According to Treasury and Justice Department officials familiar with the briefings their senior leadership undertook with editors and reporters from the New York Times and Los Angeles Times, the media outlets were told that their reports on the SWIFT financial tracking system presented risks for three ongoing terrorism financing investigations. Despite this information, both papers chose to move forward with their stories.
"We didn't give them specifics, just general information about regions where the investigations were ongoing, terrorist organizations that we believed were being assisted. These were off the record meetings set up to dissuade them from reporting on SWIFT, and we thought the pressing nature of the investigations might sway them, but they didn't," says a Treasury official.
In fact, according to a Justice Department official, one of the reporters involved with the story was caught attempting to gain more details about one of the investigations through different sources. "We believe it was to include it in their story," says the official.

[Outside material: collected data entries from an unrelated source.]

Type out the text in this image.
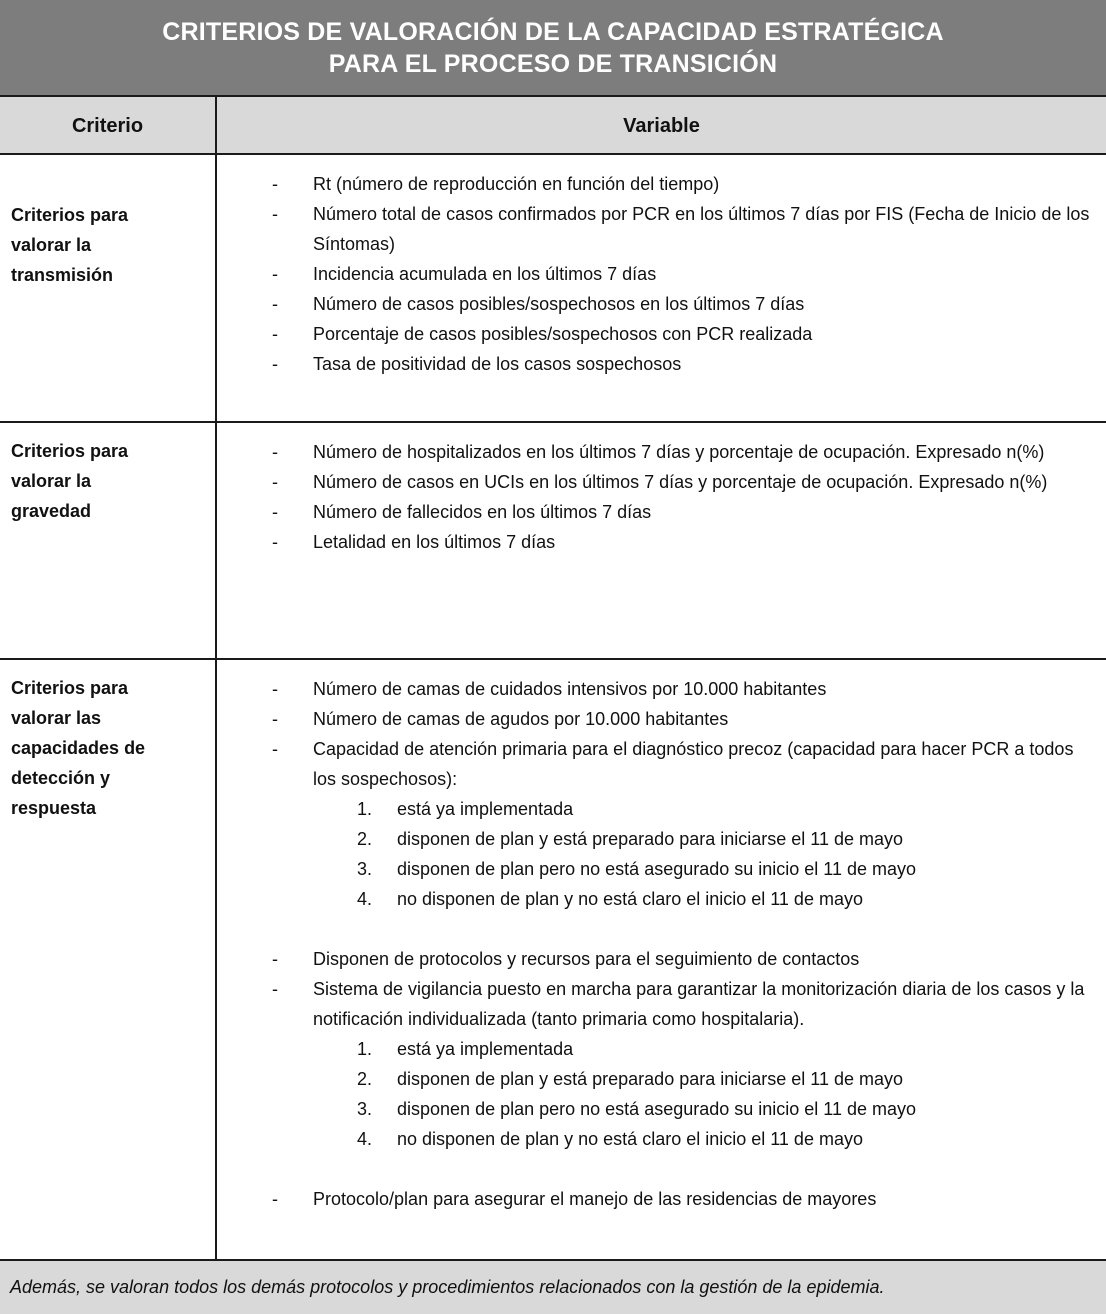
CRITERIOS DE VALORACIÓN DE LA CAPACIDAD ESTRATÉGICA
PARA EL PROCESO DE TRANSICIÓN
Criterio	Variable
Criterios para
valorar la
transmisión
- Rt (número de reproducción en función del tiempo)
- Número total de casos confirmados por PCR en los últimos 7 días por FIS (Fecha de Inicio de los Síntomas)
- Incidencia acumulada en los últimos 7 días
- Número de casos posibles/sospechosos en los últimos 7 días
- Porcentaje de casos posibles/sospechosos con PCR realizada
- Tasa de positividad de los casos sospechosos
Criterios para
valorar la
gravedad
- Número de hospitalizados en los últimos 7 días y porcentaje de ocupación. Expresado n(%)
- Número de casos en UCIs en los últimos 7 días y porcentaje de ocupación. Expresado n(%)
- Número de fallecidos en los últimos 7 días
- Letalidad en los últimos 7 días
Criterios para
valorar las
capacidades de
detección y
respuesta
- Número de camas de cuidados intensivos por 10.000 habitantes
- Número de camas de agudos por 10.000 habitantes
- Capacidad de atención primaria para el diagnóstico precoz (capacidad para hacer PCR a todos los sospechosos):
1. está ya implementada
2. disponen de plan y está preparado para iniciarse el 11 de mayo
3. disponen de plan pero no está asegurado su inicio el 11 de mayo
4. no disponen de plan y no está claro el inicio el 11 de mayo
- Disponen de protocolos y recursos para el seguimiento de contactos
- Sistema de vigilancia puesto en marcha para garantizar la monitorización diaria de los casos y la notificación individualizada (tanto primaria como hospitalaria).
1. está ya implementada
2. disponen de plan y está preparado para iniciarse el 11 de mayo
3. disponen de plan pero no está asegurado su inicio el 11 de mayo
4. no disponen de plan y no está claro el inicio el 11 de mayo
- Protocolo/plan para asegurar el manejo de las residencias de mayores
Además, se valoran todos los demás protocolos y procedimientos relacionados con la gestión de la epidemia.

In the briefings, Treasury and Justice Department officials laid out the challenges law enforcement and intelligence agencies have had with the traditional and still popular hawala Muslim "banking" system, which is dependent more on interpersonal dealings than on institutions and has been prevalent in parts of the world that doesn't understand the Islamic rules. "Since 9/11 we've gotten a lot better at monitoring hawalas," says a Justice Department official. "That success has forced a lot of the money into the institutional or more traditional banking systems. And that's where SWIFT has been particularly helpful."
This is especially true in the regions of the world that cater to large Muslim communities that require banking rules in line with their faith. Increasingly in countries like Malaysia, large, international banks are attracting billions in Muslim funds, trades and transfers of which could be monitored by SWIFT.
According to the Treasury and Justice Department sources, the reporters and editors appeared to have been told that the SWIFT financial monitoring was somehow being undertaken without warrants and without legal supervision. But from the initial briefings, the Times papers were shown information that clearly outlined the search warrant procedures undertaken by the federal government to track some financial transactions.
In fact the SWIFT program released a statement once the Times' stories ran stating that it had negotiated terms of the limited monitoring:
SWIFT negotiated with the U.S. Treasury over the scope and oversight of the subpoenas. Through this process, SWIFT received significant protections and assurances as to the purpose, confidentiality, oversight and control of the limited sets of data produced under the subpoenas. Independent audit controls provide additional assurance that these protections are fully complied with.
"We thought that once the reporters and editors understood that one, these were not warrantless searches, and two, that this was a successful program that had netted real bad guys, and three, that it was a program that was helping us with current, ongoing cases, they would agree to hold off or just not do a story," says the U.S. Treasury official. "But it became clear that nothing we said was going sway them. Whomever they were talking to, whoever was leaking the stuff, had them sold on this story."
To that end, the Justice Department has quietly and unofficially begun looking into possible sources for the leak. "We don't think it's someone currently employed by the government or involved in law enforcement or the intelligence community," says another Justice source. "That stuff about 'current and former' sources just doesn't wash. No one currently working on terrorism investigations that use SWIFT data would want to leak this or see it leaked by others. We think we're looking at fairly high-ranking, former officials who want to make life difficult for us and what we do for whatever reasons."
As for the ongoing investigations that the two Times papers were told of, only time will tell if they have been damaged by the reporting. "Let's put it this way, some of these folks probably aren't using their banks anymore, so who knows," says the Treasury source. "Using banks for transfers was easier for them to move funds faster, especially if it was in a part of the world that was heavily Muslim and they thought the money wouldn't draw as much attention there. But groups like al Qaeda aren't about to put expediency before their goals of destroying us, so they will do what they have to do to protect their financing and their operatives. We know that, we just wish the New York Times and Los Angeles Times cared, too."